Gambling operators just keep bringing on brilliant ideas on how to rack up more money. First there was the House Cut, where they get as much as 5% share of the player's winnings. Second, there was the tote board that influenced the behavioral decisions of bettors. Here, they make money from the gambler's fallacy, which is a logical fallacy of having to connect (superficially) two mutually exclusive events as one. And now, with another stroke of genius, casino operators thought out of the box and said, "why limit gambling to casinos, when you could put them in other places?"

So what's the one place that doesn't run out of people? Airports. So casino industrialists struck a deal with airport management licenses with legislators to place slot machines in their airport hallways. The psychographics of this is simple: people who want to go to Las Vegas just want to gamble.
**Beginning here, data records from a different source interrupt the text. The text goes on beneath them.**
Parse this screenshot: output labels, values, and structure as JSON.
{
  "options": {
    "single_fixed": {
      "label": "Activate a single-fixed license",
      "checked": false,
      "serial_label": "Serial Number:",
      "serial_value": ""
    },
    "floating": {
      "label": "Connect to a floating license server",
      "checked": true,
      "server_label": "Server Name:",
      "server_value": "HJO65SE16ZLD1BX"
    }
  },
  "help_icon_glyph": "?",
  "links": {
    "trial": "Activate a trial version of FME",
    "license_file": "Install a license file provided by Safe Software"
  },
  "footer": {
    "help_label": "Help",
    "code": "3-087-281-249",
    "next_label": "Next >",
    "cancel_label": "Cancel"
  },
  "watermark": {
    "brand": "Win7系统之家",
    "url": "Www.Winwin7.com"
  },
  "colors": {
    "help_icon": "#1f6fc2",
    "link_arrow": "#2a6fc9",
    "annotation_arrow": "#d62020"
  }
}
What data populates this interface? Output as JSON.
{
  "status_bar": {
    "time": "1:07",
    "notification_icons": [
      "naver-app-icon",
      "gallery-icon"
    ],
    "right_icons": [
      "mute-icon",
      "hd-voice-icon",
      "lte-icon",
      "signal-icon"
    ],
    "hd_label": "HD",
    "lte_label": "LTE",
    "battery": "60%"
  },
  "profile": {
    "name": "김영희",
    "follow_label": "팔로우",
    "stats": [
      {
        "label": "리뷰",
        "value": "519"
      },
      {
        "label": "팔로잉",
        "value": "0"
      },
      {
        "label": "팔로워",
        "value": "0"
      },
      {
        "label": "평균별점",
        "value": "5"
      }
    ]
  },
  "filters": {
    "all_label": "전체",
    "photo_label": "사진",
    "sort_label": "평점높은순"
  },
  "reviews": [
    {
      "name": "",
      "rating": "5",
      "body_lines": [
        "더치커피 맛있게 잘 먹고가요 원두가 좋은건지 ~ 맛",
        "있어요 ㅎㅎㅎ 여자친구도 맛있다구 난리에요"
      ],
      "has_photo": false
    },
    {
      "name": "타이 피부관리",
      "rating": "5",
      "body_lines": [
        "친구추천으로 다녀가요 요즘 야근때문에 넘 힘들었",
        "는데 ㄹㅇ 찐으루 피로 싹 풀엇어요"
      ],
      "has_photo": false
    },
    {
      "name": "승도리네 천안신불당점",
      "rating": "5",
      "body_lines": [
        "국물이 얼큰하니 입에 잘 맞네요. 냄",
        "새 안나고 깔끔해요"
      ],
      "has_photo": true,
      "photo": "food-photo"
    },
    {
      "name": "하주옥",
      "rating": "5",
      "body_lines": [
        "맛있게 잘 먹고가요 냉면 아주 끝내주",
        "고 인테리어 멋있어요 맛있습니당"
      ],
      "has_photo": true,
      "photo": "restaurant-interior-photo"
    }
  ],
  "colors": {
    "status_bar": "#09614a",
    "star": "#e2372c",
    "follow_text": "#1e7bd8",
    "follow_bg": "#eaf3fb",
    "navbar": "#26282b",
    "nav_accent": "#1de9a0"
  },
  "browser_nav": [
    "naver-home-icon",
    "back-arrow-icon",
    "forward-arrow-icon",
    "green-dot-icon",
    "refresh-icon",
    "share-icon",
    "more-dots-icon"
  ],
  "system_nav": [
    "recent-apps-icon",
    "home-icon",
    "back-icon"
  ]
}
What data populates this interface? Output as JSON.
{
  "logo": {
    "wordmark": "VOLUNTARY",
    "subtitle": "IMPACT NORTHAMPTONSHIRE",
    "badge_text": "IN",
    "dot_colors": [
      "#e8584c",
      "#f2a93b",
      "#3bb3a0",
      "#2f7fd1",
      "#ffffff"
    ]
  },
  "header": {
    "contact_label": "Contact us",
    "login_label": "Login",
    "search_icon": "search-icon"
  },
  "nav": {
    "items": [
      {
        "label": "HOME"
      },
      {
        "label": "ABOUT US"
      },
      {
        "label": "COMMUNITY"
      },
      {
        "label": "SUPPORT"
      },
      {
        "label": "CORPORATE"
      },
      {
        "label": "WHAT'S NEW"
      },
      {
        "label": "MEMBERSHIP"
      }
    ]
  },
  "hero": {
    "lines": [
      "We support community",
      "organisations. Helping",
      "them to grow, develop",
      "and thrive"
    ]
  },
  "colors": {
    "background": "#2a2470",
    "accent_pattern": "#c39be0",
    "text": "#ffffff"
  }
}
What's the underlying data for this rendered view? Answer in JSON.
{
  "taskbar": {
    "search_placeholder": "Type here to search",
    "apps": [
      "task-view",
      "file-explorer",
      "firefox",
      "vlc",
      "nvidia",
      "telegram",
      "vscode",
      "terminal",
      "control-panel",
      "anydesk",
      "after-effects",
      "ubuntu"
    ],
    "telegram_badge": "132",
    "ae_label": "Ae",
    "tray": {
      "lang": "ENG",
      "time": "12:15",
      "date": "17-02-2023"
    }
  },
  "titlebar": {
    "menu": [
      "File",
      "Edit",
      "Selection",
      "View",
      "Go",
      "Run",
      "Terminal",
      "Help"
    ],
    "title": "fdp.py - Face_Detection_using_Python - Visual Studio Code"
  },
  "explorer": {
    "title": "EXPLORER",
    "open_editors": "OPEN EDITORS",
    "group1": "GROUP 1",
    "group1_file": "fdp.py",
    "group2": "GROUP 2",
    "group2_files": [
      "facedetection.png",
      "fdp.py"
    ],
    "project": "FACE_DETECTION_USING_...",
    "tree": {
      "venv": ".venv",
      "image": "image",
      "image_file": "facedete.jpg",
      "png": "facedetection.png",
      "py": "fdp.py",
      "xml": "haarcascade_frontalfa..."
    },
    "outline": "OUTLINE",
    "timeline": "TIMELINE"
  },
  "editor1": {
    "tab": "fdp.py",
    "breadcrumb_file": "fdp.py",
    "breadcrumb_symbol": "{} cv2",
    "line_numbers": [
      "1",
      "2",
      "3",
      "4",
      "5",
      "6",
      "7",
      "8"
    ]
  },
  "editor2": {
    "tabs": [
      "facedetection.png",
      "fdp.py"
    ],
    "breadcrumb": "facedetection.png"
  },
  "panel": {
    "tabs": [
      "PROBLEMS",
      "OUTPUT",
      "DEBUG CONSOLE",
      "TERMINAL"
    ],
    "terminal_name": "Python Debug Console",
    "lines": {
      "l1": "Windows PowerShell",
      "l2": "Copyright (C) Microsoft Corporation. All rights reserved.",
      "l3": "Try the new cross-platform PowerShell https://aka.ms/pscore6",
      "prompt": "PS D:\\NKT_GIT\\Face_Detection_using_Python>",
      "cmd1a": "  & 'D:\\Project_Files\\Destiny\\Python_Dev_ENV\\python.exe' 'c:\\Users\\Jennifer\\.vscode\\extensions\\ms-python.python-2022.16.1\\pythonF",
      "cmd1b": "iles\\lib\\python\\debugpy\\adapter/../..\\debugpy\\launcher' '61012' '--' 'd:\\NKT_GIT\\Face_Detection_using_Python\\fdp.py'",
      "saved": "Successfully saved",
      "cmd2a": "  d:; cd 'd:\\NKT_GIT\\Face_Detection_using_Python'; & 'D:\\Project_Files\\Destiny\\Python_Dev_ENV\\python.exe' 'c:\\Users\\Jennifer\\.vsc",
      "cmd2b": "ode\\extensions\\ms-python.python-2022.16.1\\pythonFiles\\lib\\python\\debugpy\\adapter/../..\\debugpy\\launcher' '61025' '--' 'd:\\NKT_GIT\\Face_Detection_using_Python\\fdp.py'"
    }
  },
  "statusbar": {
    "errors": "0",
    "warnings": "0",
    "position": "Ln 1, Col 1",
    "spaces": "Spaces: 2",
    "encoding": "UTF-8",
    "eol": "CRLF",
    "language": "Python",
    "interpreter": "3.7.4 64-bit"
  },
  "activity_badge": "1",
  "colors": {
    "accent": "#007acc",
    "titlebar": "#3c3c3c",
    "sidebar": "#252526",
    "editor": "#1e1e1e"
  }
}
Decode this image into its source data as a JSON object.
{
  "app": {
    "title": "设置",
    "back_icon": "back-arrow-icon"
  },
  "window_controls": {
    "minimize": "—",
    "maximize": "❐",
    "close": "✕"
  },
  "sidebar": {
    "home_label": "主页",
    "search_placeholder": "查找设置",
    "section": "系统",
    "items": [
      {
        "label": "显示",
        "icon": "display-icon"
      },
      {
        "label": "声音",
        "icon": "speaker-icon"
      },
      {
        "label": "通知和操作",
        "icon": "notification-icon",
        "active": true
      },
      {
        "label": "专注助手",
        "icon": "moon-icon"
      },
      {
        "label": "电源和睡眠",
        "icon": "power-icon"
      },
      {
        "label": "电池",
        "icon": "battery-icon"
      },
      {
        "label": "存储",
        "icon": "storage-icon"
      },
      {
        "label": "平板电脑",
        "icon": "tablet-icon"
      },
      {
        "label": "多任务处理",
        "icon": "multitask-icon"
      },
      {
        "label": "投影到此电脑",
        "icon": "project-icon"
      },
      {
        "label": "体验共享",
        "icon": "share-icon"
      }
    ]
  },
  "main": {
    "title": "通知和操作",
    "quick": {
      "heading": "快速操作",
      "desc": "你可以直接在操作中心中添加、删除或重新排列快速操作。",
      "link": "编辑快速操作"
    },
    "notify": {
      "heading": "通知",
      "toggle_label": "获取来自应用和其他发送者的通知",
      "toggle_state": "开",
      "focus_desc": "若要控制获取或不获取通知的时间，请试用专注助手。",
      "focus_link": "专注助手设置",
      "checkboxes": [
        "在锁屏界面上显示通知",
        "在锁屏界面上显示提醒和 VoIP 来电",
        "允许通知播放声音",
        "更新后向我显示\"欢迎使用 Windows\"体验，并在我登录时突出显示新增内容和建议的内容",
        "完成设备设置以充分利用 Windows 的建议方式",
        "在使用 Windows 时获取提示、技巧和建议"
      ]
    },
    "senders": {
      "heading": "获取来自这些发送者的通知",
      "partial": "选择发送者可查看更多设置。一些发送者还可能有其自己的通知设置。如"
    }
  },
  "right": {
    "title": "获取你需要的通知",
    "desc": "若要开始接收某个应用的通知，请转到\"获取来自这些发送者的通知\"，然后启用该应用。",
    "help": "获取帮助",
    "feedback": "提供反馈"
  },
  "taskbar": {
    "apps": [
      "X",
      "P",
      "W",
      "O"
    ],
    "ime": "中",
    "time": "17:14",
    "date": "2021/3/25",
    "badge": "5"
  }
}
In fact, a great majority of them just can't wait for it. Why wait to get to a casino when you can start gambling right after get off the plane? For this reason, airports have made some shocking millions of dollars out of this simple, but brilliant psychographic. Most people are just dying to slip a coin onto a slot machine.

The McCarran International Airport in Las Vegas has slot machines that stand alongside baggage counters. It's a perfect set-up anyway. Coping with the effects of Sept.11, airport security is so tight these days that passengers have to wait extra time inside airports. Most passengers would want to do something while they wait. And a sight of slot machine beside the waiting area is just so beckoning. One passenger, a 59-year-old man said the slot machine seemed to be calling him - and its voice sounded sexy too.

With this move, McCarran Airport is winning millions of dollars a year from their slot machines. Passengers gambling in nearby slot machines seemed to become protocol after clearing security, with spare time. They want to spend their spare change. That doesn't amount to much, but add all the spare changes of all passengers and you've hit a million jackpot.

However, slot machines aren't void of criticism either. These Airport Slot Machines also make money when people are leaving Las Vegas. And it's here that slot machines are banking on the gambler's desperation. Most people, after gambling from casinos, leave Las Vegas disappointed. They didn't a jackpot anywhere. Now the sight of a slot machine before boarding the plane is just as beckoning. With only a few gambling money left, they slip their coins onto the machine, hoping, praying for just one last game to hit it big time. Again, the slot machines make money. And another million is converted out of it.